Folks who are searching for independent senior living communities will quickly realize its benefits. However, not everyone is suitable to live in one. For those who are unsure if the move to an retirement community would make sense, you’ve come to the right place. In this article, we will look at some pointers for you to check if you’re qualified to live in such a place. You should be more or less ready for the next step after considering the factors listed below. Let’s roll!
Readiness to Make the Transition
While there are social and financial benefits to shifting to an independent senior living community, one has to look inward to check their readiness. Selling a home filled with lovely memories and moving to a new place or unfamiliar region can be difficult to process.
As such, we would recommend that you do not rush into selling your home or shifting within short notice. Give yourself ample time to cope with the feelings of loss (if any) and don’t forget to bring along your wall pictures and prized possessions to your new home.
Ability to Cope with Daily Living Activities
Let’s say you’re all ready emotionally and psychologically to say goodbye to your home. This doesn’t mean you can immediately shift right into your preferred independent senior living community.
You will still have to go through a thorough functional assessment conducted by the professional team to determine your self-sufficiency level and fit as a resident. Do note that independent senior living differs from assisted living because there will be no personal medical care or in-house nursing staff to aid you in your daily living activities.
Sufficient Retirement Budget to Pay the Fees
Different communities charge differently so it’s hard to give you a definite number. But the cost variation depends on the location, size of the residential home, provided amenities, and extra services required.
It can range from a thousand to a few thousand dollars if you want a gauge. Thus, take a good look at your retirement sum to decide if you will have sufficient to pay the fees. If you do not have enough to last you based on your life expectancy, it’s best to look for other alternatives.
Preparedness to Participate in Social Activities
While not everyone living in an independent senior community are social butterflies, there are many new events and exciting activities planned by the team for socialization purposes.

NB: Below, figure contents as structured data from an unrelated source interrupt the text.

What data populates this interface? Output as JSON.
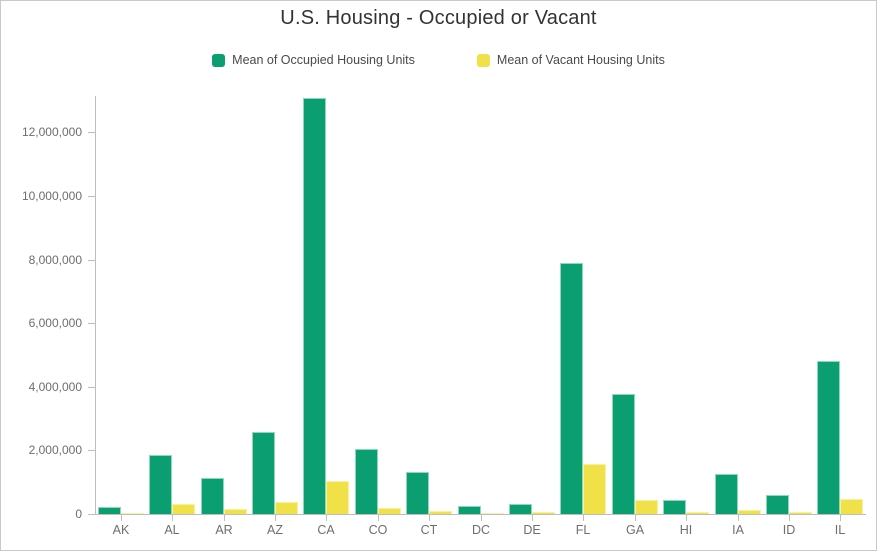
{
  "title": "U.S. Housing - Occupied or Vacant",
  "colors": {
    "occupied_fill": "#0a9e70",
    "occupied_edge": "#90d8ba",
    "vacant_fill": "#f0e149",
    "vacant_edge": "#f7f1a6",
    "axis_line": "#bdbdbd",
    "title_text": "#333333",
    "axis_text": "#6e6e6e",
    "legend_text": "#4a4a4a",
    "card_border": "#c9c9c9"
  },
  "legend": {
    "items": [
      {
        "label": "Mean of Occupied Housing Units",
        "color_key": "occupied_fill"
      },
      {
        "label": "Mean of Vacant Housing Units",
        "color_key": "vacant_fill"
      }
    ]
  },
  "chart_data": {
    "type": "bar",
    "title": "U.S. Housing - Occupied or Vacant",
    "categories": [
      "AK",
      "AL",
      "AR",
      "AZ",
      "CA",
      "CO",
      "CT",
      "DC",
      "DE",
      "FL",
      "GA",
      "HI",
      "IA",
      "ID",
      "IL"
    ],
    "series": [
      {
        "name": "Mean of Occupied Housing Units",
        "color_key": "occupied_fill",
        "values": [
          230000,
          1850000,
          1120000,
          2570000,
          13100000,
          2050000,
          1330000,
          250000,
          320000,
          7900000,
          3780000,
          430000,
          1250000,
          600000,
          4820000
        ]
      },
      {
        "name": "Mean of Vacant Housing Units",
        "color_key": "vacant_fill",
        "values": [
          40000,
          330000,
          160000,
          370000,
          1030000,
          180000,
          90000,
          30000,
          50000,
          1580000,
          450000,
          80000,
          120000,
          70000,
          470000
        ]
      }
    ],
    "xlabel": "",
    "ylabel": "",
    "ylim": [
      0,
      13200000
    ],
    "yticks": [
      0,
      2000000,
      4000000,
      6000000,
      8000000,
      10000000,
      12000000
    ],
    "grid": false,
    "legend_position": "top"
  }
}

Since the monthly fee you pay would have included the cost of such activities, it would be a waste of money not to participate in them. Attend some of these programs with an open mind and who knows, you might meet that special person you never knew could click so well with you! There’s also no harm in meeting a new friend or two.
As we’ve stated in the introduction, there is a lot to gain from independent living in Austin, TX. Still, not every elderly will find themself eligible to reside in one. You have to consider your psychological and financial readiness to make the transition, ability to deal with personal care routines, and preparedness to start socializing before you make the move.